Another takeaway is all online companies will eventually have an offline presence. GameStop just needs to right-size theirs. On the question of scale, I will repeat the quote from the Q2FY19 earnings call:

...for both our hardware and software partners and in most cases are their number one volume sales outlets.

GameStop has the scale, the loyalty, the brand and the offline presence. The above explains at least some of what Ryan Cohen et al see in GameStop. Loyal customers and scale are more important in online and help a company avoid paying the "CAC rent". Other important pieces of the puzzle are having a good mobile app, ability to buy online pick up in store, easy returns, customer trust, customer/purchase data to be used for ML/AI, etc. The future is not pure eCommerce (where GameStop is already at 20% of its sales, or over B a year), but omnichannel. The same way, the future of gaming is a combination of physical and digital.

Can GameStop challenge Amazon?

The Ryan Cohen's plan to have GameStop challenge Amazon is not as far-fetched as it appears. I have Amazon Prime and have been a customer for over 20 years, but lately I find myself shopping more and more elsewhere online. Amazon's web site is disorganized, the search results are haphazard, the paid promoted search and ads make it messy. When I searched for Nintendo Switch a few months ago, unlike GameStop, I had to sift through Amazon's search results and came away frustrated.

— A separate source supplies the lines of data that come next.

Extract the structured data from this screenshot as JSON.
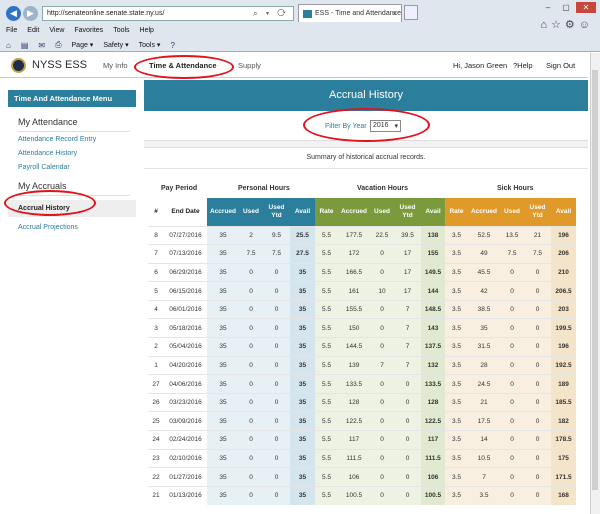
{
  "browser": {
    "url": "http://senateonline.senate.state.ny.us/",
    "tab_title": "ESS - Time and Attendance",
    "menu": [
      "File",
      "Edit",
      "View",
      "Favorites",
      "Tools",
      "Help"
    ],
    "commands": [
      "Page ▾",
      "Safety ▾",
      "Tools ▾"
    ]
  },
  "app": {
    "brand": "NYSS ESS",
    "nav": {
      "my_info": "My Info",
      "time_attendance": "Time & Attendance",
      "supply": "Supply"
    },
    "user_greeting": "Hi, Jason Green",
    "help": "Help",
    "sign_out": "Sign Out"
  },
  "sidebar": {
    "header": "Time And Attendance Menu",
    "section1": "My Attendance",
    "items1": [
      "Attendance Record Entry",
      "Attendance History",
      "Payroll Calendar"
    ],
    "section2": "My Accruals",
    "items2": [
      "Accrual History",
      "Accrual Projections"
    ]
  },
  "page": {
    "title": "Accrual History",
    "filter_label": "Filter By Year",
    "filter_value": "2016",
    "summary": "Summary of historical accrual records."
  },
  "table": {
    "group_headers": {
      "pay_period": "Pay Period",
      "personal": "Personal Hours",
      "vacation": "Vacation Hours",
      "sick": "Sick Hours"
    },
    "columns": [
      "#",
      "End Date",
      "Accrued",
      "Used",
      "Used Ytd",
      "Avail",
      "Rate",
      "Accrued",
      "Used",
      "Used Ytd",
      "Avail",
      "Rate",
      "Accrued",
      "Used",
      "Used Ytd",
      "Avail"
    ],
    "rows": [
      [
        "8",
        "07/27/2016",
        "35",
        "2",
        "9.5",
        "25.5",
        "5.5",
        "177.5",
        "22.5",
        "39.5",
        "138",
        "3.5",
        "52.5",
        "13.5",
        "21",
        "196"
      ],
      [
        "7",
        "07/13/2016",
        "35",
        "7.5",
        "7.5",
        "27.5",
        "5.5",
        "172",
        "0",
        "17",
        "155",
        "3.5",
        "49",
        "7.5",
        "7.5",
        "206"
      ],
      [
        "6",
        "06/29/2016",
        "35",
        "0",
        "0",
        "35",
        "5.5",
        "166.5",
        "0",
        "17",
        "149.5",
        "3.5",
        "45.5",
        "0",
        "0",
        "210"
      ],
      [
        "5",
        "06/15/2016",
        "35",
        "0",
        "0",
        "35",
        "5.5",
        "161",
        "10",
        "17",
        "144",
        "3.5",
        "42",
        "0",
        "0",
        "206.5"
      ],
      [
        "4",
        "06/01/2016",
        "35",
        "0",
        "0",
        "35",
        "5.5",
        "155.5",
        "0",
        "7",
        "148.5",
        "3.5",
        "38.5",
        "0",
        "0",
        "203"
      ],
      [
        "3",
        "05/18/2016",
        "35",
        "0",
        "0",
        "35",
        "5.5",
        "150",
        "0",
        "7",
        "143",
        "3.5",
        "35",
        "0",
        "0",
        "199.5"
      ],
      [
        "2",
        "05/04/2016",
        "35",
        "0",
        "0",
        "35",
        "5.5",
        "144.5",
        "0",
        "7",
        "137.5",
        "3.5",
        "31.5",
        "0",
        "0",
        "196"
      ],
      [
        "1",
        "04/20/2016",
        "35",
        "0",
        "0",
        "35",
        "5.5",
        "139",
        "7",
        "7",
        "132",
        "3.5",
        "28",
        "0",
        "0",
        "192.5"
      ],
      [
        "27",
        "04/06/2016",
        "35",
        "0",
        "0",
        "35",
        "5.5",
        "133.5",
        "0",
        "0",
        "133.5",
        "3.5",
        "24.5",
        "0",
        "0",
        "189"
      ],
      [
        "26",
        "03/23/2016",
        "35",
        "0",
        "0",
        "35",
        "5.5",
        "128",
        "0",
        "0",
        "128",
        "3.5",
        "21",
        "0",
        "0",
        "185.5"
      ],
      [
        "25",
        "03/09/2016",
        "35",
        "0",
        "0",
        "35",
        "5.5",
        "122.5",
        "0",
        "0",
        "122.5",
        "3.5",
        "17.5",
        "0",
        "0",
        "182"
      ],
      [
        "24",
        "02/24/2016",
        "35",
        "0",
        "0",
        "35",
        "5.5",
        "117",
        "0",
        "0",
        "117",
        "3.5",
        "14",
        "0",
        "0",
        "178.5"
      ],
      [
        "23",
        "02/10/2016",
        "35",
        "0",
        "0",
        "35",
        "5.5",
        "111.5",
        "0",
        "0",
        "111.5",
        "3.5",
        "10.5",
        "0",
        "0",
        "175"
      ],
      [
        "22",
        "01/27/2016",
        "35",
        "0",
        "0",
        "35",
        "5.5",
        "106",
        "0",
        "0",
        "106",
        "3.5",
        "7",
        "0",
        "0",
        "171.5"
      ],
      [
        "21",
        "01/13/2016",
        "35",
        "0",
        "0",
        "35",
        "5.5",
        "100.5",
        "0",
        "0",
        "100.5",
        "3.5",
        "3.5",
        "0",
        "0",
        "168"
      ]
    ]
  },
  "colors": {
    "teal": "#2b7e9c",
    "green": "#7a9a3c",
    "orange": "#e09a2a",
    "annotation": "#e0141b"
  }
}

On top of that, there are concerns of counterfeit products, fake reviews and unreliable 3rd party sellers. So, for example, I go to RockAuto.com for auto parts, even though I have to pay shipping the way I wouldn't have to with Amazon. Ditto Home Depot for some of recent furniture purchases and manufacturer web sites for replacement parts. I buy power toothbrush heads at Costco.com due to concerns that Amazon might have been selling some fakes, as some reviews indicated.

GameStop can be a successful competitor to Amazon in a specific vertical. They have excellent search, intuitive web site designed specifically for gamers, with the specific set of products in mind. Ditto the mobile app. And they already are #1 in volume for many of the products they sell; in particular they mentioned Nintendo Switch on one of the calls. They are already out-competing Amazon in video gaming and Ryan Cohen wants to broaden that dominance to other areas.

Bottom Line

GameStop is in a unique position of serving both its customers and its vendors while benefiting everyone involved. It managed to solve the issue of vendors wanting to go digital by obtaining a fair share of value it provides to vendors and customers alike. From the simple perspective of TAM, LTV and CAC the digital revenue sharing makes sense for everyone involved. GameStop will not only receive a share of digital revenue; they will also likely get a disproportionate share of the consoles. The future looks bright for GameStop.